Weight gain also increases the risk of diabetes. Up to 65% of cases of type 2 diabetes mellitus can be attributed to overweight. Of the 11.7 million cases of diabetes, overweight may account for two thirds of diabetic deaths. Using the BMI at age 18 yr, a 20-kg weight gain increased the risk for diabetes 15-fold, whereas a weight reduction of 20 kg reduced the risk to almost zero. In the Health Professionals Follow-Up Study, weight gain was also associated with an increasing risk of noninsulin-dependent diabetes mellitus, whereas a 3-kg weight loss was associated with a reduction in relative risk.

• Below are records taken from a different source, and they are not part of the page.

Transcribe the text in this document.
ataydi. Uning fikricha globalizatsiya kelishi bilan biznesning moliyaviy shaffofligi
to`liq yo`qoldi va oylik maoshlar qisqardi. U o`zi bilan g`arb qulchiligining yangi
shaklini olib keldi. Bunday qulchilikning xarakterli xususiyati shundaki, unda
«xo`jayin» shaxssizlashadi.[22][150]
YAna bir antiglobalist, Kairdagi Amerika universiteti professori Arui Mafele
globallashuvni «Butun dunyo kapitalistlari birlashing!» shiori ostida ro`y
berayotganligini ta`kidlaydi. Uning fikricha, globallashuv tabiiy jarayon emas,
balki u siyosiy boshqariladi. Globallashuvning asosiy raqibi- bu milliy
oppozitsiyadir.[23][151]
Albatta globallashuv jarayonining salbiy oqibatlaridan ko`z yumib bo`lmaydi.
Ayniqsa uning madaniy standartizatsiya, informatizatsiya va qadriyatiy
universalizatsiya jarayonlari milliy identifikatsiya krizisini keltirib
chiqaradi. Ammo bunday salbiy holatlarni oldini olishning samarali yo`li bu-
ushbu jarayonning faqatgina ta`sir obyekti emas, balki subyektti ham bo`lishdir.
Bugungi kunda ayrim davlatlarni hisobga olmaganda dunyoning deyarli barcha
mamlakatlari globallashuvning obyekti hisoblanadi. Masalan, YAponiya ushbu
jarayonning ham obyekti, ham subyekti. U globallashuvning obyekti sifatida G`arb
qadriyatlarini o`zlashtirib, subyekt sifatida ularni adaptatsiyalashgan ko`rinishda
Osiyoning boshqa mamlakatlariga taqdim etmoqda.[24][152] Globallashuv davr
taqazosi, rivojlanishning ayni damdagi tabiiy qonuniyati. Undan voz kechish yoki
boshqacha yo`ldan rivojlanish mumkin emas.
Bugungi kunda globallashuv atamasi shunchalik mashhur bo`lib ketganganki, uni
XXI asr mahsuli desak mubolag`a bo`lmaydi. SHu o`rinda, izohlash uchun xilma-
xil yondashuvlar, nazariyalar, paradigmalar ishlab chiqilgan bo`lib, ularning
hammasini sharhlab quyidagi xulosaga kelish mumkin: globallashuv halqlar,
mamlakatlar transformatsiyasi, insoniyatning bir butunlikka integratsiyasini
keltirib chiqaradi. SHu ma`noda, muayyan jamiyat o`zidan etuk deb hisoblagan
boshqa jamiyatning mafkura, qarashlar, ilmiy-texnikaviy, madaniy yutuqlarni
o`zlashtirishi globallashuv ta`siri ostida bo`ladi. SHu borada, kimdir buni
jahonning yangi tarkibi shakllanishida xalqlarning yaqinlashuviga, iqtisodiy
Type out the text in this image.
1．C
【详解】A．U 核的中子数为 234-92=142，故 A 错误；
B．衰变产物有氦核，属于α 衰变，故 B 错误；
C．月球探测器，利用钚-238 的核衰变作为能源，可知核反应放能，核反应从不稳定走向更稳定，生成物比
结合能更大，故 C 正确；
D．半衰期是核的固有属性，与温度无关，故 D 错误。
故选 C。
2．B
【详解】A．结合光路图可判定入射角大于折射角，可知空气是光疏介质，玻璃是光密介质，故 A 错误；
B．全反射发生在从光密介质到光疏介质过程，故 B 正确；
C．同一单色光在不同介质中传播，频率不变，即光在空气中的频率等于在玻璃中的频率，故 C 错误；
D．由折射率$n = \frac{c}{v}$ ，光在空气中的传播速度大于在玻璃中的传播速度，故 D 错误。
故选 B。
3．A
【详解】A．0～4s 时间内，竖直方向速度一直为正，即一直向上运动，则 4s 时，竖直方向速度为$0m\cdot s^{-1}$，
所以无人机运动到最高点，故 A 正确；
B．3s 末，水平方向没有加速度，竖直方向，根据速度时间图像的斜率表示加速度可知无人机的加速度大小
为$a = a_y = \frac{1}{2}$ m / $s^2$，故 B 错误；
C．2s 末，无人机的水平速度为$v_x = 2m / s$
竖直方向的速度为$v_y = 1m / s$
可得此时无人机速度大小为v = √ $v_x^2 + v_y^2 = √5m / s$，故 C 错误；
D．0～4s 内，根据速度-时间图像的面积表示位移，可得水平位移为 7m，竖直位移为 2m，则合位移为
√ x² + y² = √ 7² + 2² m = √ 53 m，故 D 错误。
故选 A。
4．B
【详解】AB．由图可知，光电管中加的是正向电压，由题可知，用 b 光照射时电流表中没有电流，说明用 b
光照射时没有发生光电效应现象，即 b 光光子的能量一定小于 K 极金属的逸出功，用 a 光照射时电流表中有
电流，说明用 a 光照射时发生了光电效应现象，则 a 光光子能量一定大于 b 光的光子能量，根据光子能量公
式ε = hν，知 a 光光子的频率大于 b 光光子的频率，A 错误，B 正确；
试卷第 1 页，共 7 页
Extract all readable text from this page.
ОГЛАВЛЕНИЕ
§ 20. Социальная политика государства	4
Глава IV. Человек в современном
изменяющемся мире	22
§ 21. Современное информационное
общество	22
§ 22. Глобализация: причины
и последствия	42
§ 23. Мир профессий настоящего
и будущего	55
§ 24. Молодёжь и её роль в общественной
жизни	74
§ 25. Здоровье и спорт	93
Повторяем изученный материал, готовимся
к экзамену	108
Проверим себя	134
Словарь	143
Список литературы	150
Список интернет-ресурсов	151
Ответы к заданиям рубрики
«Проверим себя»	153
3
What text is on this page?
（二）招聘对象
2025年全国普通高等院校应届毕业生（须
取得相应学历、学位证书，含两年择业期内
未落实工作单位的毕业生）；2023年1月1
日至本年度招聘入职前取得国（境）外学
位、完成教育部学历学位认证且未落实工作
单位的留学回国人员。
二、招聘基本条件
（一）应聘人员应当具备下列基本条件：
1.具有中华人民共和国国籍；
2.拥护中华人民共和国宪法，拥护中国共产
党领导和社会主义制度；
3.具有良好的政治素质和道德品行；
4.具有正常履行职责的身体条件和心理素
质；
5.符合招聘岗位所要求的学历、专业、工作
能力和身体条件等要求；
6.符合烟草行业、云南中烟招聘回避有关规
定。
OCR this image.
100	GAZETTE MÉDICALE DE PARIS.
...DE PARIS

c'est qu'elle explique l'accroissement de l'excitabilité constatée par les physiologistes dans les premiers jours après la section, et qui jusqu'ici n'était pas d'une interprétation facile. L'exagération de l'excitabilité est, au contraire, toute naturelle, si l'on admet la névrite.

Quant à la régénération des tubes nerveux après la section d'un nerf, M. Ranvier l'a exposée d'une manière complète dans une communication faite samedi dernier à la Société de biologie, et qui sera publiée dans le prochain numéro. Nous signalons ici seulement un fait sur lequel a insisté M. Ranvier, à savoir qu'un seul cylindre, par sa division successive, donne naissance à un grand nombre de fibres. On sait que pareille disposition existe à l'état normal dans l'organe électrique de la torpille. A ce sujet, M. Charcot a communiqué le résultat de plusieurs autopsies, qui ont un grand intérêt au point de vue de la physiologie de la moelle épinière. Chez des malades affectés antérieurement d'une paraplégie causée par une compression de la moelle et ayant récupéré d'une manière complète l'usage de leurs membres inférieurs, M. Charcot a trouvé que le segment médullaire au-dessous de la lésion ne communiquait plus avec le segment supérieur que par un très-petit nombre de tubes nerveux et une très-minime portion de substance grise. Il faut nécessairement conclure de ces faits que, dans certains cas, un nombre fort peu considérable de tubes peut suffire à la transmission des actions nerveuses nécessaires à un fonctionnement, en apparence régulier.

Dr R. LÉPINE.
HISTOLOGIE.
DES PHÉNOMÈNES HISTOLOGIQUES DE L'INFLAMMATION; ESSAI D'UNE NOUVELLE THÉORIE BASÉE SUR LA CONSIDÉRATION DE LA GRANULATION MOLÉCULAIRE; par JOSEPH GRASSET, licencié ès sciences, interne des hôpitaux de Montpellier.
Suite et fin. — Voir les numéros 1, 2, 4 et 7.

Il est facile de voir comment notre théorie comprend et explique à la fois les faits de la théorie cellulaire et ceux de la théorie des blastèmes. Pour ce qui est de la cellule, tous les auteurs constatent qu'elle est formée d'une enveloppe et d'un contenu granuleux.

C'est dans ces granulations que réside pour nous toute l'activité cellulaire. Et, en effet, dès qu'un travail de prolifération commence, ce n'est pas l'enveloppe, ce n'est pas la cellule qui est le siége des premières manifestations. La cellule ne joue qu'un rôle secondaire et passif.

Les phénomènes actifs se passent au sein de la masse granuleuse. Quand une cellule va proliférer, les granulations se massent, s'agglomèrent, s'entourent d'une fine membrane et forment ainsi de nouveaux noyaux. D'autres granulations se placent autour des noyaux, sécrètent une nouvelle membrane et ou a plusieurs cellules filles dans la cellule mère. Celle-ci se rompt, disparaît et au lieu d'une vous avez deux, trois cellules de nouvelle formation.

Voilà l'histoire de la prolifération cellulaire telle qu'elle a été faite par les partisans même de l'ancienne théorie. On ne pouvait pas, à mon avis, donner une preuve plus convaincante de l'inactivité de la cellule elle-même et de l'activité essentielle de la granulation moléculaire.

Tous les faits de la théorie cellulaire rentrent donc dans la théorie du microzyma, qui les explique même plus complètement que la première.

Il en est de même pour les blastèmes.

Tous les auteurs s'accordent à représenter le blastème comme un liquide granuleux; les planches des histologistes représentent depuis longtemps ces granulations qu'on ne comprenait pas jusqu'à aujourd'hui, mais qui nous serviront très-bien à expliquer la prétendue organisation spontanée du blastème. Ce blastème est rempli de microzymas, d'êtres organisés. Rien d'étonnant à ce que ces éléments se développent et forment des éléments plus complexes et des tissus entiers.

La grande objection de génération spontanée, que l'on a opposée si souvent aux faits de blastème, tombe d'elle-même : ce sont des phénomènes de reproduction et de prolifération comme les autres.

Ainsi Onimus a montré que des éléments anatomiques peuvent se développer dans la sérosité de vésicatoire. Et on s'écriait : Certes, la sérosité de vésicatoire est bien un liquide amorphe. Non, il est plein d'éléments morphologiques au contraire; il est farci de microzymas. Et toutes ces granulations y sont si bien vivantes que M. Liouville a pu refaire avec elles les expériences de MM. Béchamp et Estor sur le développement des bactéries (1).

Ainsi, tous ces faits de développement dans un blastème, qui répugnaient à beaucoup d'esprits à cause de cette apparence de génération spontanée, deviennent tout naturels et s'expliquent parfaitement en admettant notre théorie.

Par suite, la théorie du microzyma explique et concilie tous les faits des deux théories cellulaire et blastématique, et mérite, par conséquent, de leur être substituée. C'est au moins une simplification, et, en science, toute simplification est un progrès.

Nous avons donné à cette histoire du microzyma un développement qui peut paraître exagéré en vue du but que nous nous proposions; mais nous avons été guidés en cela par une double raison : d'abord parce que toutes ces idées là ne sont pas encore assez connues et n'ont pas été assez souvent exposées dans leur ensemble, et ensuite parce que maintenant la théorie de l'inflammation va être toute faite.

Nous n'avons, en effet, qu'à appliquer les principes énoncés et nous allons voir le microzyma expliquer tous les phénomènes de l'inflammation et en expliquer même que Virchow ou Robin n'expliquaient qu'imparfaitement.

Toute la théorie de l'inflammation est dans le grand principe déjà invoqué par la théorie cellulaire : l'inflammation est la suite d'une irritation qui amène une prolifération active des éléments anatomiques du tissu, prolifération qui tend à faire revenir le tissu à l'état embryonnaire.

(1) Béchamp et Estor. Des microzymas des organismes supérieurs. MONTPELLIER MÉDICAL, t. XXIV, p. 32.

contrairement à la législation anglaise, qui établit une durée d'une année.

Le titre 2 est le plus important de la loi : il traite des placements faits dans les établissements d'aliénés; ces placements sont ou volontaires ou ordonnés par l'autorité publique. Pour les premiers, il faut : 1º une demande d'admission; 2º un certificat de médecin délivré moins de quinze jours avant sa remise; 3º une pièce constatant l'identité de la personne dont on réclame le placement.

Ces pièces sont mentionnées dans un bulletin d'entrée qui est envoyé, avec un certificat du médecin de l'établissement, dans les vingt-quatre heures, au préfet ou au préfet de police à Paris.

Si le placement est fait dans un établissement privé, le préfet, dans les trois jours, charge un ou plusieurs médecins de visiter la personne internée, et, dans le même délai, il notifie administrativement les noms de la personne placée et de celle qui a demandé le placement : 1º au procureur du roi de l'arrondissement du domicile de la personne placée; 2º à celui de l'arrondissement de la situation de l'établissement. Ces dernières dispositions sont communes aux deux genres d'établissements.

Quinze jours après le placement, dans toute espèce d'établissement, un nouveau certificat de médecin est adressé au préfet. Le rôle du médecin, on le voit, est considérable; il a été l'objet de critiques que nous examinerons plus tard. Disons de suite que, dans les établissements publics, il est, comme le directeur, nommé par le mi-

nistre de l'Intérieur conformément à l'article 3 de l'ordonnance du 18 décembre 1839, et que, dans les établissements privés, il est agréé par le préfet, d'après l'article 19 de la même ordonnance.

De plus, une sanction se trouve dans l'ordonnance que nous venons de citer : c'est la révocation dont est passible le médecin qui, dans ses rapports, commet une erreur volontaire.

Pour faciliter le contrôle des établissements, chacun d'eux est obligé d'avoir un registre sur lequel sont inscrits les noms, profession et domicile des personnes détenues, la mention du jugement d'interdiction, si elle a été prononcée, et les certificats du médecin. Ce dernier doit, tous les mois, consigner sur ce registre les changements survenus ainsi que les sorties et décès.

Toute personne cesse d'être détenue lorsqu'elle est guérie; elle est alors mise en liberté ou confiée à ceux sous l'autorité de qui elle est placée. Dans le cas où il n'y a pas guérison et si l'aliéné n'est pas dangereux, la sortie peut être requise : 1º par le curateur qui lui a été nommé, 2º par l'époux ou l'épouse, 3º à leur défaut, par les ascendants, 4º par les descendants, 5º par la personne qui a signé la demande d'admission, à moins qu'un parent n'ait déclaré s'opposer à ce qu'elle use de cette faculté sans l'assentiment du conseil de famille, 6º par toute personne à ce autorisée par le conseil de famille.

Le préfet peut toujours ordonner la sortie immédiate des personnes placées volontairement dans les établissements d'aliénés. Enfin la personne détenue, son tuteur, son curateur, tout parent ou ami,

Weight gain appears to precede the onset of diabetes. Among the Pima Indians, body weight steadily and slowly increased by 30 kg (from 60 to 90 kg) in the years preceding the diagnosis of diabetes (11). After the diagnosis of diabetes, body weight slightly decreased. In the Health Professionals Follow-Up Study, relative risk of developing diabetes increased with weight gain as well as with increased BMI. In long-term follow-up studies, the duration of overweight and the change in plasma glucose during an oral glucose tolerance test also were strongly related. When overweight was present for less than 10 yr, plasma glucose was not increased. With longer durations, of up to 45 yr, a nearly linear increase in plasma glucose occurred after an oral glucose tolerance test. The risk of diabetes is increased in hypertensive individuals treated with diuretics or β-blocking drugs, and this risk is increased in overweight subjects.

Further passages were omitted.